Many residents of the metro New Orleans area may face greater out of pocket expenses.
Due to the fact that Isaac came ashore in the form of an actual hurricane, having been upgraded from a tropical storm, residents with homeowners insurance in the area of metro New Orleans are finding that they are paying more for wind damage repairs they face.
This is because the deductibles for many of the more recent policies are higher for hurricanes.
Homeowners insurance policies that have been written over the last few years include a special deductible for wind damage that places more of the cost burden on the backs of the policyholders.
These new homeowners insurance policies require a higher payment up front for wind damage.
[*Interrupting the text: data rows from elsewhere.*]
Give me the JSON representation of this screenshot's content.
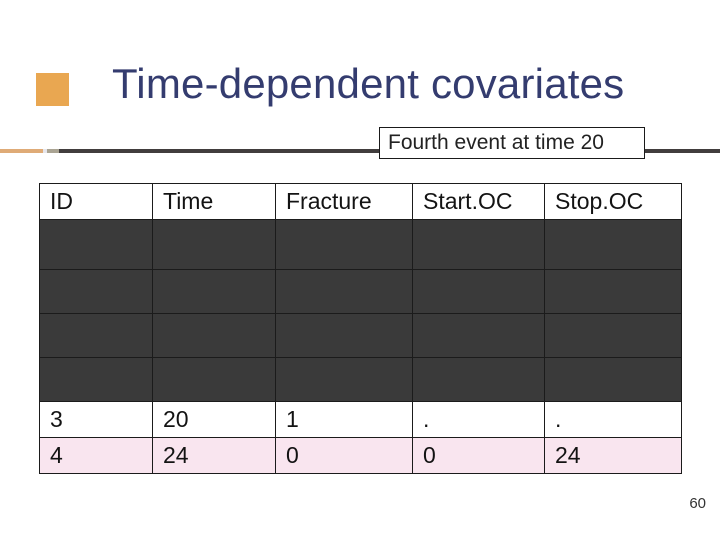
{
  "title": "Time-dependent covariates",
  "subtitle": "Fourth event at time 20",
  "table": {
    "headers": {
      "id": "ID",
      "time": "Time",
      "fracture": "Fracture",
      "startoc": "Start.OC",
      "stopoc": "Stop.OC"
    },
    "rows": [
      {
        "id": "3",
        "time": "20",
        "fracture": "1",
        "startoc": ".",
        "stopoc": "."
      },
      {
        "id": "4",
        "time": "24",
        "fracture": "0",
        "startoc": "0",
        "stopoc": "24"
      }
    ]
  },
  "page_number": "60",
  "chart_data": {
    "type": "table",
    "title": "Time-dependent covariates — Fourth event at time 20",
    "columns": [
      "ID",
      "Time",
      "Fracture",
      "Start.OC",
      "Stop.OC"
    ],
    "rows_visible": [
      [
        "3",
        "20",
        "1",
        ".",
        "."
      ],
      [
        "4",
        "24",
        "0",
        "0",
        "24"
      ]
    ],
    "rows_hidden_count": 4,
    "highlighted_row_index": 1
  }
}
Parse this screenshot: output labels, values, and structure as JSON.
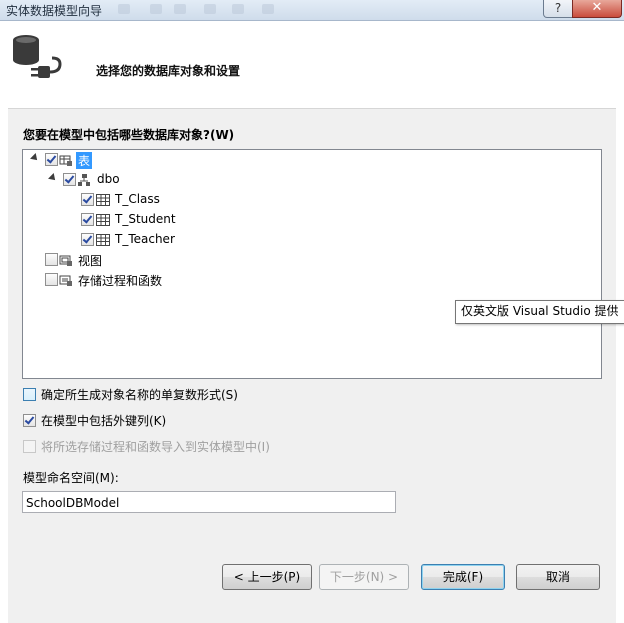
{
  "window": {
    "title": "实体数据模型向导",
    "help_label": "?",
    "close_label": "✕"
  },
  "header": {
    "title": "选择您的数据库对象和设置"
  },
  "objects_prompt": "您要在模型中包括哪些数据库对象?(W)",
  "tree": {
    "tables": {
      "label": "表",
      "checked": true,
      "expanded": true
    },
    "schema": {
      "label": "dbo",
      "checked": true,
      "expanded": true
    },
    "tables_list": [
      {
        "label": "T_Class",
        "checked": true
      },
      {
        "label": "T_Student",
        "checked": true
      },
      {
        "label": "T_Teacher",
        "checked": true
      }
    ],
    "views": {
      "label": "视图",
      "checked": false
    },
    "procs": {
      "label": "存储过程和函数",
      "checked": false
    }
  },
  "options": {
    "pluralize": {
      "label": "确定所生成对象名称的单复数形式(S)",
      "checked": false
    },
    "foreign_keys": {
      "label": "在模型中包括外键列(K)",
      "checked": true
    },
    "import_procs": {
      "label": "将所选存储过程和函数导入到实体模型中(I)",
      "checked": false,
      "enabled": false
    }
  },
  "tooltip": "仅英文版 Visual Studio 提供",
  "namespace": {
    "label": "模型命名空间(M):",
    "value": "SchoolDBModel"
  },
  "buttons": {
    "back": "< 上一步(P)",
    "next": "下一步(N) >",
    "finish": "完成(F)",
    "cancel": "取消"
  }
}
Typically, policyholders have found themselves paying between 2 and 5 percent of their home’s insured value, up front, when they have made a claim for wind damage. This means that if a home is insured for $500,000, and there is a wind deductible of 2 percent, that policyholder will be responsible for the first $10,000 in repair costs before the insurer needs to pay a dime.
This is dramatically higher than the amounts that homeowners insurance policyholders had become accustomed to paying in the past, which were usually in the range of $500 to $1,000, as is the case with claims for broken water pipes, fires, and so on.
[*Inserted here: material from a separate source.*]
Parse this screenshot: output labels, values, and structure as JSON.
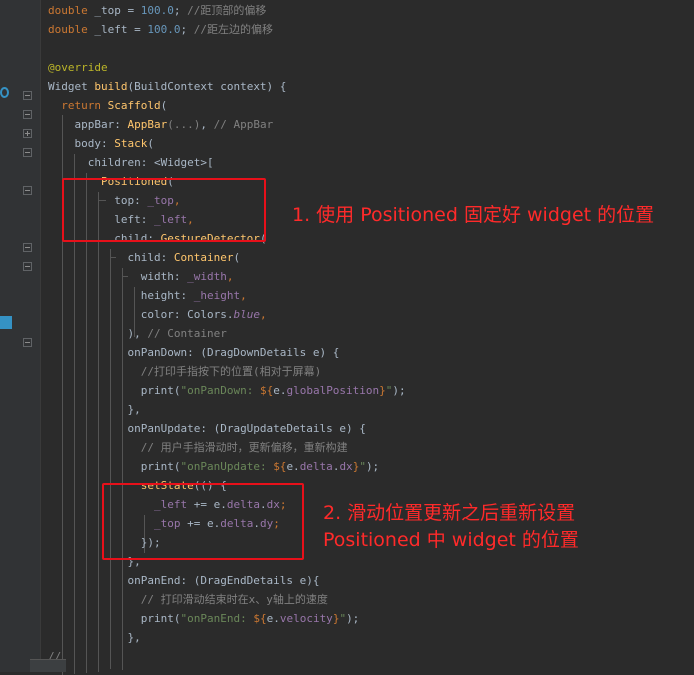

According to Jim Donelon, the Louisiana Insurance Commissioner, “That shocked a lot of people in the Baton Rouge area when they suffered damage as a result of (Hurricane) Gustav when for the first time they had a claim that had a (wind) deductible applicable to their claim.” Donelon also pointed out that “The same is going to be true in this event in the New Orleans area. Thousands of folks will become aware of the amount of their deductible for the first time.”
This has become a notable issue among homeowners insurance policyholders who had not carefully understood their new policies or the changes to their old ones, and saved enough money to be able to afford the new, significantly higher deductibles for the damage that they have sustained.